Both reviewers assessed study inclusion / exclusion, methodological quality & data extraction. Any discrepancies were resolved by discussion. Information on the population focus, methodology, interventions and outcomes were abstracted from the original studies into a specially designed, pre-tested spreadsheet. Data synthesis using standardised mean difference (SMD), random effects model meta-analysis was performed by one reviewer, with the results being discussed by both reviewers.


Meta-analysis: Although the overall density of S. jacobaea plants (SMD d+ = -0.27; p = 0.4473 ns (positive sensitivity analysis) and SMD d+ = -0.27; p = 0.995 ns (negative sensitivity analysis)) is not significantly reduced by the T. jacobaeae treatment, certain plant characteristics are significantly reduced therefore affecting the reproductive ability of S. jacobaea plants: capitula per plant (SMD d+ = -8.71; sig. = 0.0076** (positive analysis) and SMD d+ = -7.90; p = 0.0455* (negative analysis)) and seeds per plant (SMD d+ = -693.92; p = 0.0174*).

Due to the limited sample sizes for the meta-analyses for L. jacobaeae and the combined T. jacobaeae & L. jacobaeae treatment no robust results could be calculated for their effectiveness in controlling S. jacobaea.

Time series: Results from the captured time series datasets show considerable variability in the reduction of the S. jacobaea using T. jacobaeae, with some sites even showing increases in plant densities. Using L. jacobaeae all sites showed a considerable decline (mean = 96.5%; range = 93.1% to 99.9%, n =2) in S. jacobaea densities. The combination treatment using both T. jacobaeae & L. jacobaeae again results in considerable decline (mean = 99.53%; range = 98.46% – 100%, n = 5) of S. jacobaea densities.


The best available evidence suggests that T. jacobaeae reduces the reproductive ability of S. jacobaea therefore potentially reducing the further spread of the plant. Although densities of S. jacobaea were reduced, the result was not statistically significantly. From the time series evidence T. jacobaeae showed vast variability for its effectiveness in controlling S. jacobaea densities.

There were insufficient datasets available to draw any robust conclusions from the meta-analyses for both L. jacobaeae and the combination of both natural enemies on S. jacobaea. The additional evidence provided by the time series shows that: L. jacobaeae caused major reductions of S. jacobaea densities and plant characteristics in all datasets. However, it is the use of the combination treatment; of both T. jacobaeae & L. jacobaeae that shows the greatest potential for the effective control of S. jacobaea densities.

The inclusion of time series datasets, without a comparator, within this systematic review allows for further tentative conclusions to be drawn for all three treatments. These results should be treated with caution due to uncertainty of confounding effects and the reduced methodological quality used to obtain the original datasets.

Further randomised control trials (RCTs) with multiple replicates and at least a two year time period are required to investigate the effectiveness of all three treatments on S. jacobaea densities and plant characteristics.


Specific Objectives

To investigate the effectiveness of the various control methods for controlling the spread of ragwort species:

  1. Non-stoloniferous ragwort species (S jacobaea, S. aquaticus and S. squalidus)
  2. Stoloniferous ragwort species (S. erucifolius)
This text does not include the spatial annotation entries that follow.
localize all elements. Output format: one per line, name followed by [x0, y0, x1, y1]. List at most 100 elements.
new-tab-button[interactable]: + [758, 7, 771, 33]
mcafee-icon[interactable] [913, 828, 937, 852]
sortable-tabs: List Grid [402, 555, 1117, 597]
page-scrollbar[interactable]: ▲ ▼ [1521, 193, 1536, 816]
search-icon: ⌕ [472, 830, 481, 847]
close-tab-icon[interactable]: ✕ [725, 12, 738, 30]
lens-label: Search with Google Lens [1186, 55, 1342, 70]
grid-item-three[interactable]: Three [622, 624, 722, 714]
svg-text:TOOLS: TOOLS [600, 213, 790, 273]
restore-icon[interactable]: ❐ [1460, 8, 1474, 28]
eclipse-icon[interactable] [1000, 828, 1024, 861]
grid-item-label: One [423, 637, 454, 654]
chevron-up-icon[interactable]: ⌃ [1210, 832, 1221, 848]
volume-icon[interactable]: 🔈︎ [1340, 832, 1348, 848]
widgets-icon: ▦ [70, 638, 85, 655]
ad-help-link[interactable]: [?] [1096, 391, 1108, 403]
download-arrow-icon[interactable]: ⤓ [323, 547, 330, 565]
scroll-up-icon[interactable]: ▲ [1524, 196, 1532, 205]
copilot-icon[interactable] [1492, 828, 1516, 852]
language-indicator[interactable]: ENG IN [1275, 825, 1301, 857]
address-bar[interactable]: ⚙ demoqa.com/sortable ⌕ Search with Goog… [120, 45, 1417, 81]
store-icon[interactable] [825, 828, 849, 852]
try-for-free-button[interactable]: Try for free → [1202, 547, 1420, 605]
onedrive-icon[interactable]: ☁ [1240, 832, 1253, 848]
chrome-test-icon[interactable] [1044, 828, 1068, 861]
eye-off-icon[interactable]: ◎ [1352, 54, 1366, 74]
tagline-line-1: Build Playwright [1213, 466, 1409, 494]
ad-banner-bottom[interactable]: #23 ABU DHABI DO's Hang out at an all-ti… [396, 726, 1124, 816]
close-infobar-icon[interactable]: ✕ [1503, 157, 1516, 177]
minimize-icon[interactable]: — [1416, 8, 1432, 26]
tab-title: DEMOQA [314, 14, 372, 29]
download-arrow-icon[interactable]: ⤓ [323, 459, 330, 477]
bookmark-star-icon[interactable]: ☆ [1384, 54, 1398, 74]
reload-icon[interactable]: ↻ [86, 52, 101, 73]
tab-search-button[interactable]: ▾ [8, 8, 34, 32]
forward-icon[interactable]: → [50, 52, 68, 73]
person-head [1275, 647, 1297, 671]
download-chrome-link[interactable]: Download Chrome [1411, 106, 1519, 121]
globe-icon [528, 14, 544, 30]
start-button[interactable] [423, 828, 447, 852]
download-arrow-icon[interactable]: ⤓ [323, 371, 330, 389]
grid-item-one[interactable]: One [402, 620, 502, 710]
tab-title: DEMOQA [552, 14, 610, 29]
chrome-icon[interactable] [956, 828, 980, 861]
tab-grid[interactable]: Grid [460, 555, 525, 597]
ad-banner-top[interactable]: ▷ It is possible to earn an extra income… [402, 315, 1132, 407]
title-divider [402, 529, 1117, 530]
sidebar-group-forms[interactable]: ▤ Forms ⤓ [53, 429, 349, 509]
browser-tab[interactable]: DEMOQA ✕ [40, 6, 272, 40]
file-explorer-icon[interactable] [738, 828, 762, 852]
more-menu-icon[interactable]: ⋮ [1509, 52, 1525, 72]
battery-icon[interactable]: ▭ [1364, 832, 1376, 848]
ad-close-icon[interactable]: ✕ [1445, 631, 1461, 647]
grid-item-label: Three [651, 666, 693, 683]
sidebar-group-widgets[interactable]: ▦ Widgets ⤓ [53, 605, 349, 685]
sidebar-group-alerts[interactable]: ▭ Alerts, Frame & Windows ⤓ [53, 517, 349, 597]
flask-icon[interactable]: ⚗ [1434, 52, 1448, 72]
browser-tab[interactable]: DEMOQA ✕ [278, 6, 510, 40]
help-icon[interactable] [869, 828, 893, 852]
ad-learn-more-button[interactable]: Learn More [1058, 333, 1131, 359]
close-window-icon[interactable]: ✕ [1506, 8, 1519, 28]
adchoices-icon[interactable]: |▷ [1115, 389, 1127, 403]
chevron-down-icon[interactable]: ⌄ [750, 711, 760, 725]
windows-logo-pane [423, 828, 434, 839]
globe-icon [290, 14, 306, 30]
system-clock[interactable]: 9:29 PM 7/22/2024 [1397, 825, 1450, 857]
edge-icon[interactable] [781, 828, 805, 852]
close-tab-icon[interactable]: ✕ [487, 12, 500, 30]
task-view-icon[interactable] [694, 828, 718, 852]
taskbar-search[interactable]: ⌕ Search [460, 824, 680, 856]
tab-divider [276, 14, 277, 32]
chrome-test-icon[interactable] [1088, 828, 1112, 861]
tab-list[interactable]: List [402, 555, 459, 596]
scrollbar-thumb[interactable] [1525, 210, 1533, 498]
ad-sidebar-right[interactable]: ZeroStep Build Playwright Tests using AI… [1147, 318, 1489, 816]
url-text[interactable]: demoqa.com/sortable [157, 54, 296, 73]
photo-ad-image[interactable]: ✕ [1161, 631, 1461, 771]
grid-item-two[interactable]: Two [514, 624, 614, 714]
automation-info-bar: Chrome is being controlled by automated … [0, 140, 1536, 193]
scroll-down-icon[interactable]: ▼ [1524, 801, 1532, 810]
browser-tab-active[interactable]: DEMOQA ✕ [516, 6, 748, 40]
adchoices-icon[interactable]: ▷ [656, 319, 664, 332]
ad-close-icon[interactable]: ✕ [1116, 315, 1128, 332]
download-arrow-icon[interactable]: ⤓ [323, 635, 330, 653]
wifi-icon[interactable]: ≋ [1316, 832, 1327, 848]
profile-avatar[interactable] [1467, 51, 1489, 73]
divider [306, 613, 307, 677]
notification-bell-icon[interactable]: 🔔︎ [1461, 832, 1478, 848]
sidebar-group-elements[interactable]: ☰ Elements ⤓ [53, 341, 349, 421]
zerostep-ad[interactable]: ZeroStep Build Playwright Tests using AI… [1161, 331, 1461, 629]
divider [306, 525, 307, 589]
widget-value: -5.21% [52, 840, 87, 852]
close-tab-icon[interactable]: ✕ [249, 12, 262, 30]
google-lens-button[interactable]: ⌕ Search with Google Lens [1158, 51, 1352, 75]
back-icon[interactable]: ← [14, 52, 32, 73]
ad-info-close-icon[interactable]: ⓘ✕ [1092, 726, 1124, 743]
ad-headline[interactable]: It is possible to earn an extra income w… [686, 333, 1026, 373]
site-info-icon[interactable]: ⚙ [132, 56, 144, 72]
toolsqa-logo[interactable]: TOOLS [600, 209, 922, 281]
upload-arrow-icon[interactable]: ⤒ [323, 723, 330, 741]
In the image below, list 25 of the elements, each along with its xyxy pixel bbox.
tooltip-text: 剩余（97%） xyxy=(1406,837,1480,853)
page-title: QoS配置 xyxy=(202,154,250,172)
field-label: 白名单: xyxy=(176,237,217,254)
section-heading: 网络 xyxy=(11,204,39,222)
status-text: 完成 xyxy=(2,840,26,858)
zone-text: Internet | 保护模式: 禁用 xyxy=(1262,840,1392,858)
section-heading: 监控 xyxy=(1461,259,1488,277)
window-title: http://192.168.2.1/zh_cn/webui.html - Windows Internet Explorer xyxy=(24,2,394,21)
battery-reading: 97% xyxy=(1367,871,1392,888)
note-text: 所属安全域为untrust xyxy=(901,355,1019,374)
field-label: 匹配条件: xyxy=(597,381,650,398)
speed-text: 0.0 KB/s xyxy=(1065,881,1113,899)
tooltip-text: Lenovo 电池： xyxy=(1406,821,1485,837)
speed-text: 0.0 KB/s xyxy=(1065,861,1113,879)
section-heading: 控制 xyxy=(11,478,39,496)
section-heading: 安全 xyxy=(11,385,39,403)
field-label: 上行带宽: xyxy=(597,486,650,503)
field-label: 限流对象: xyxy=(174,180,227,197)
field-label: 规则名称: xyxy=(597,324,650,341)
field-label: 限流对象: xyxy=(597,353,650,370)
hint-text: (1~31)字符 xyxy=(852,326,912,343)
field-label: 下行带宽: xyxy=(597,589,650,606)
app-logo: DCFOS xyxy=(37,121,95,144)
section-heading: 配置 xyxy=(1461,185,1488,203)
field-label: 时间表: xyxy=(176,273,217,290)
To provide an effective synthesis of the relevant studies including meta-analysis if appropriate data exists.

To perform, when appropriate subgroup analysis on the data sets, for example:

  1. For the non-stoloniferous ragwort species, the different species.
  2. For hand-pulling, performed with or without a tool.
  3. For chemical control, spraying versus weed wiping.
  4. For biological control, cinnabar moth (Tyria jacobaeae) or the

    ragwort flea beetle (Longitarsus jacobaeae).